Des poulets entiers IP-Suisse s’invitent sur les étals des magasins Migros
Le mois d’août dernier marque le début d’un nouveau partenariat conclu entre IP-Suisse et Migros. Le nombre de poulets entiers labellisés vendus en grandes surfaces devrait ainsi être triplé.
Désormais, les consommateurs qui font leurs courses dans les succursales de Migros peuvent acheter des poulets entiers qui arborent fièrement la coccinelle, le fameux logo d’IP-Suisse. "Le programme a démarré en août 2023", explique Jacques Demierre, gérant d’IP-Suisse Romandie. "Notre objectif commun est de mettre en valeur des volailles de qualité IP-Suisse, avec un engagement en termes de promotion de la biodiversité et de bien-être animal."
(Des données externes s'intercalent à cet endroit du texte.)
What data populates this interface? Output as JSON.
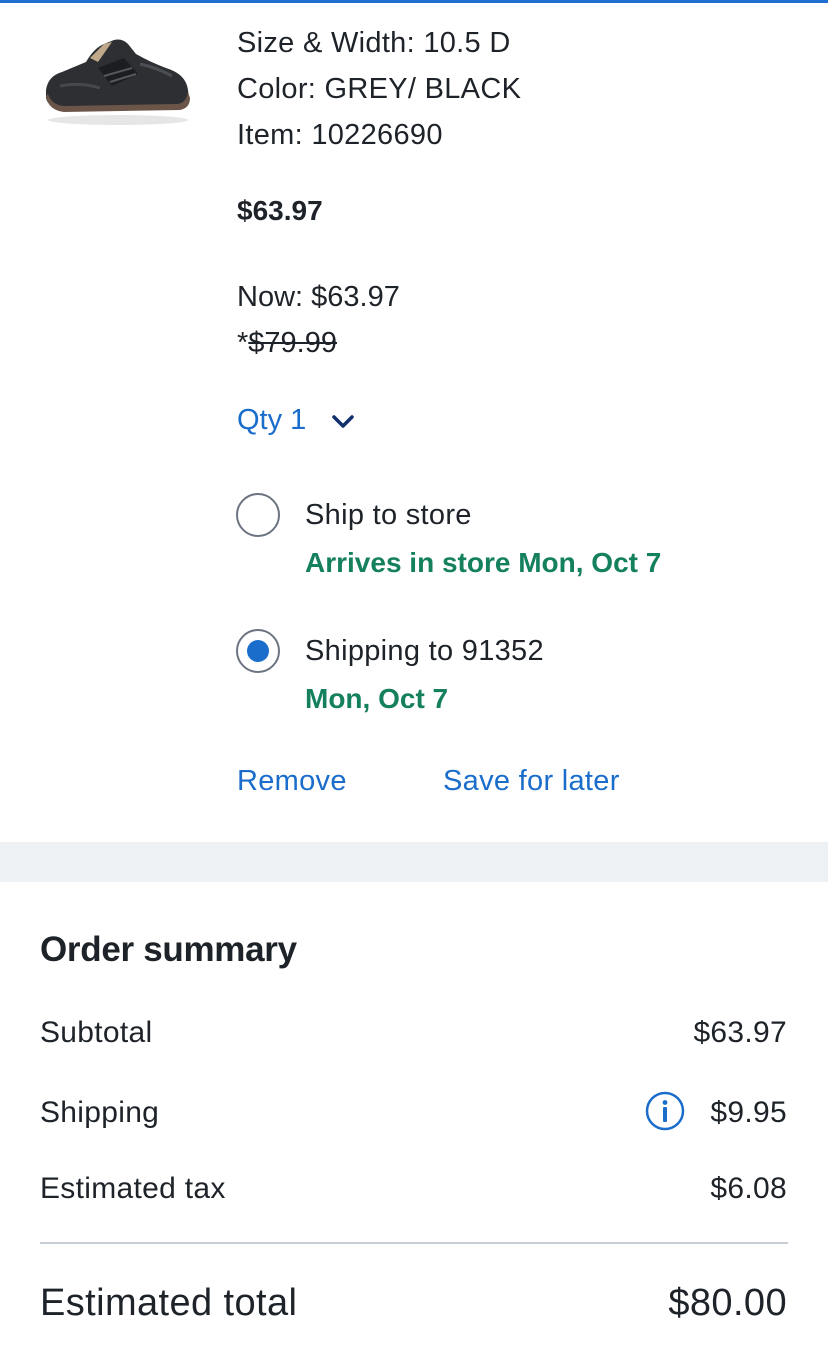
{
  "product": {
    "image_icon": "sneaker-product-image",
    "size_width": "Size & Width: 10.5 D",
    "color": "Color: GREY/ BLACK",
    "item": "Item: 10226690",
    "price": "$63.97",
    "now_price": "Now: $63.97",
    "was_prefix": "*",
    "was_price": "$79.99"
  },
  "quantity": {
    "label": "Qty 1",
    "icon": "chevron-down-icon"
  },
  "fulfillment": {
    "options": [
      {
        "label": "Ship to store",
        "detail": "Arrives in store Mon, Oct 7",
        "selected": false
      },
      {
        "label": "Shipping to 91352",
        "detail": "Mon, Oct 7",
        "selected": true
      }
    ]
  },
  "actions": {
    "remove": "Remove",
    "save_for_later": "Save for later"
  },
  "order_summary": {
    "title": "Order summary",
    "subtotal_label": "Subtotal",
    "subtotal_value": "$63.97",
    "shipping_label": "Shipping",
    "shipping_value": "$9.95",
    "shipping_info_icon": "info-icon",
    "tax_label": "Estimated tax",
    "tax_value": "$6.08",
    "total_label": "Estimated total",
    "total_value": "$80.00"
  },
  "colors": {
    "accent_blue": "#1a6dcb",
    "success_green": "#14805e",
    "text": "#1e2329",
    "band_gray": "#eef1f4"
  }
}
Volumes relativement importants Le partenariat conclu entre le géant orange et l’organisation à la coccinelle prévoit une production d’environ 25 000 poulets par semaine. "Nous n’avons pas de scénario établi quant à l’évolution des quantités écoulées", précise Jacques Demierre. "A terme, c’est le marché qui définira les volumes de production."
Jusqu’alors, la production totale de poulets IP-Suisse atteignait 1 million d’animaux par an, dont la moitié étaient vendus en tant que poulets via le distributeur Manor. "Ce nouvel accord avec Migros engendre un fort développement de notre production labellisée qui demeure toutefois relativement anecdotique, au regard des 80 à 85 millions de poulets engraissés annuellement en Suisse", commente le gérant.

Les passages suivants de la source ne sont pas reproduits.